29 Particularly since 1931 the “great crowd” of other sheep have been associating and preaching with the anointed remnant. They cannot escape history. They too have been writing history by loyally serving with the remnant as witnesses of Jehovah, suffering with them, dying with them, keeping Christian integrity with them till now. Their being ordained, adequately qualified ministers of God has all along also been questioned and rejected by Christendom. But what does the voice of accomplished history testify today? Are they divinely sent, adequately ordained ministers under God’s new covenant? Do they have any unimpeachable letter of recommendation that silences all question as unwarranted and all accusation as prejudiced and false? Not any letter in ink on paper or scratched on stone tablets, but the living letter written by means of God’s spirit upon sheeplike people. It is a recommendation letter written on “fleshly tablets, on hearts” of other believing men and women who since 1931 have increased from far less than one hundred thousand to now over 550,000 witnesses of Jehovah in the New World society.
30. For thoroughly accomplishing our God-given ministry, we must and will do what?
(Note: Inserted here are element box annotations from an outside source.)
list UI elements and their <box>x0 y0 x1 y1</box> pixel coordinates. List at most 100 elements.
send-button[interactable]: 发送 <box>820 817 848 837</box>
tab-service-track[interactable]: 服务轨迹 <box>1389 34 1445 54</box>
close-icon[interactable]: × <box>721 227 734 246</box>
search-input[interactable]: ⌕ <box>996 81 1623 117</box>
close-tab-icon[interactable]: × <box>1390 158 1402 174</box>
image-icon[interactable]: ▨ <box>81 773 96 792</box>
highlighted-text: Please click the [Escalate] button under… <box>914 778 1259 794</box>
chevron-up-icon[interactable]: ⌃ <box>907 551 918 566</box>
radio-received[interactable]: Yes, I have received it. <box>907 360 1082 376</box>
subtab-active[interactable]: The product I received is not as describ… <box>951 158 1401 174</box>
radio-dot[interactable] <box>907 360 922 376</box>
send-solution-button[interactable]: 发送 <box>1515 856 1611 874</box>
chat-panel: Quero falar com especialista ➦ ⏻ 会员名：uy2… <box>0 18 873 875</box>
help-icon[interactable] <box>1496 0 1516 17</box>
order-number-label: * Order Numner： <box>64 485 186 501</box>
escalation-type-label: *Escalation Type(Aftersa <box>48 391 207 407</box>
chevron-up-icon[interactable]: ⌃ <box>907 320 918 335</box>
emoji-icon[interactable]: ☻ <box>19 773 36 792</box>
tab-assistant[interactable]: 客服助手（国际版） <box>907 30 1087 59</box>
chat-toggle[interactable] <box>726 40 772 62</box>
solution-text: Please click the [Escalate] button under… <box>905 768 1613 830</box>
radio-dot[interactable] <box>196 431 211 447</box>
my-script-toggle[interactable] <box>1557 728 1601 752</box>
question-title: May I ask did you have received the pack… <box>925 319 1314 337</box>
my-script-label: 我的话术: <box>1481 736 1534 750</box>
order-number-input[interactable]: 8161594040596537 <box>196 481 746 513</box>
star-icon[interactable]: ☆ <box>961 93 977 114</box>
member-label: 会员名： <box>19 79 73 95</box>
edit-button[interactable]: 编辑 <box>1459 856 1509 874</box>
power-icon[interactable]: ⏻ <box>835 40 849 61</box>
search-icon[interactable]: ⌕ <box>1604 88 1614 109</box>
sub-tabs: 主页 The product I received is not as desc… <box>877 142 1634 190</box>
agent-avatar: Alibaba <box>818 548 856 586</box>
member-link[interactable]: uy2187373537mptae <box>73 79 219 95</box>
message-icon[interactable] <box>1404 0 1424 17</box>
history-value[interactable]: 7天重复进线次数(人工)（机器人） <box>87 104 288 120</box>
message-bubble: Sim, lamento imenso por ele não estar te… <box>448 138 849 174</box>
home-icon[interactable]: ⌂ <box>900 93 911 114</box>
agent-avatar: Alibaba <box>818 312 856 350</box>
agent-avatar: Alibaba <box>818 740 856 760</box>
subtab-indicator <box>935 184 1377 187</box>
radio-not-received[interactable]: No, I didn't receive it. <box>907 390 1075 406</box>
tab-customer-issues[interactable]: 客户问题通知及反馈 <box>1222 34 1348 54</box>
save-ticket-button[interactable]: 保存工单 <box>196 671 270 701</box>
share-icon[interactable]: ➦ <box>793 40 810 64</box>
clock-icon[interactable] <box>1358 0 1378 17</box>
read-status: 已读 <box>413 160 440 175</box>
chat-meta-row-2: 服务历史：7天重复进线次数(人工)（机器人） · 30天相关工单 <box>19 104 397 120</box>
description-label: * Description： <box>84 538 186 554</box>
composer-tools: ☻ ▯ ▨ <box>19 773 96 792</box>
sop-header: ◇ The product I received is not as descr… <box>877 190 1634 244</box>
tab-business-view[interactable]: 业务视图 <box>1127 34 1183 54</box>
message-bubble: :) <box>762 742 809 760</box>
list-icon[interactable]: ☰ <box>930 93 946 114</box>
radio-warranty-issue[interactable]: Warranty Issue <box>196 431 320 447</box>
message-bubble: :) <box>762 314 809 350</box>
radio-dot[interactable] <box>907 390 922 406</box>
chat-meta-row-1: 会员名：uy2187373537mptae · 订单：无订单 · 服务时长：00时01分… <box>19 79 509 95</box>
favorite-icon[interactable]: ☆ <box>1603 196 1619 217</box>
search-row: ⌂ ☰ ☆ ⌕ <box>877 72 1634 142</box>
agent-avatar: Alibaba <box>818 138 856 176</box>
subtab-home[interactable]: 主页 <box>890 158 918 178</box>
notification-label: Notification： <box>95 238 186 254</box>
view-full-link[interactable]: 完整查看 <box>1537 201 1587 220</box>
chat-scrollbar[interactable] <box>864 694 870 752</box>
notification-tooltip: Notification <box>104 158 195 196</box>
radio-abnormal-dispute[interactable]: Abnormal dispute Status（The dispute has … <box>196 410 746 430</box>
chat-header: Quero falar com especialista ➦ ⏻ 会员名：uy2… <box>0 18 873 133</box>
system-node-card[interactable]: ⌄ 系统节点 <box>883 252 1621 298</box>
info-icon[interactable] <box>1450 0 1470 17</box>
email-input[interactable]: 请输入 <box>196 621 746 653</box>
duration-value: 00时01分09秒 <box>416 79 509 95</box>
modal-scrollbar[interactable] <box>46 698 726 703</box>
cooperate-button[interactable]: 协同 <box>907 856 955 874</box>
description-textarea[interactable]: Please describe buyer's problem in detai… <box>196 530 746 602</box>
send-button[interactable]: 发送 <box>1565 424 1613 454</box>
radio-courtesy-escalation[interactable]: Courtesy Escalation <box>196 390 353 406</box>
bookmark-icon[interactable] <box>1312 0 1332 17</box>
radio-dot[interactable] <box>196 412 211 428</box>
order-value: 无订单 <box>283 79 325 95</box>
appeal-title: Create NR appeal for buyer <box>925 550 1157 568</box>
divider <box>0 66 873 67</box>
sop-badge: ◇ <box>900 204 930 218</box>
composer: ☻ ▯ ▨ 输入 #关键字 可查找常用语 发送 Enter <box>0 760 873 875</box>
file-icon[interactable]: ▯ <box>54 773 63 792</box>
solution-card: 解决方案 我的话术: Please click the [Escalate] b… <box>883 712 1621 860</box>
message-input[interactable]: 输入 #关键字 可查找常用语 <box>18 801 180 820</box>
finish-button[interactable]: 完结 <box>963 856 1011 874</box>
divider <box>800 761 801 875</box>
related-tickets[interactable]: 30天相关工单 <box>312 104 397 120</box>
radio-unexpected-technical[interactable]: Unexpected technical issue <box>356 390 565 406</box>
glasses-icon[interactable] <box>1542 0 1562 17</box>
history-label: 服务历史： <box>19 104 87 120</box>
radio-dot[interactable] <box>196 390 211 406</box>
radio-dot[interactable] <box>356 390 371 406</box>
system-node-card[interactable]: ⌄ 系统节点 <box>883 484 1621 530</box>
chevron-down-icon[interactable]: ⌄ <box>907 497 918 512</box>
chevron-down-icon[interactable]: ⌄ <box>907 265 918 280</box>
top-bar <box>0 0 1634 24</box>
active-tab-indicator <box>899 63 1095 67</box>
30 Let the Devil’s heaven and earth destroy or wipe that living, spirit-filled letter out, if they can! The destructive floodwaters of the war of Armageddon will wash out of existence those devilish heavens and earth and their bloodstained record but never wash out the contents of this living letter written by all of Jehovah’s witnesses with his spirit. All the survivors of Armageddon will be our letter of recommendation before all the universe! That letter of recommendation will even be read by the dead when they are resurrected after Armageddon. The contents of this letter will yet grow longer as more human hearts are written upon until Armageddon. When the world’s religious systems are destroyed amid that war, it will survive and will thereafter spread over the face of the cleansed earth as a living testimony to the power and spirit of Jehovah now operative in his adequately qualified ministers. So keep on writing this “New World society” letter by thoroughly accomplishing your ministry, preaching this good news of the triumphant kingdom for a witness to all the nations until this world ends!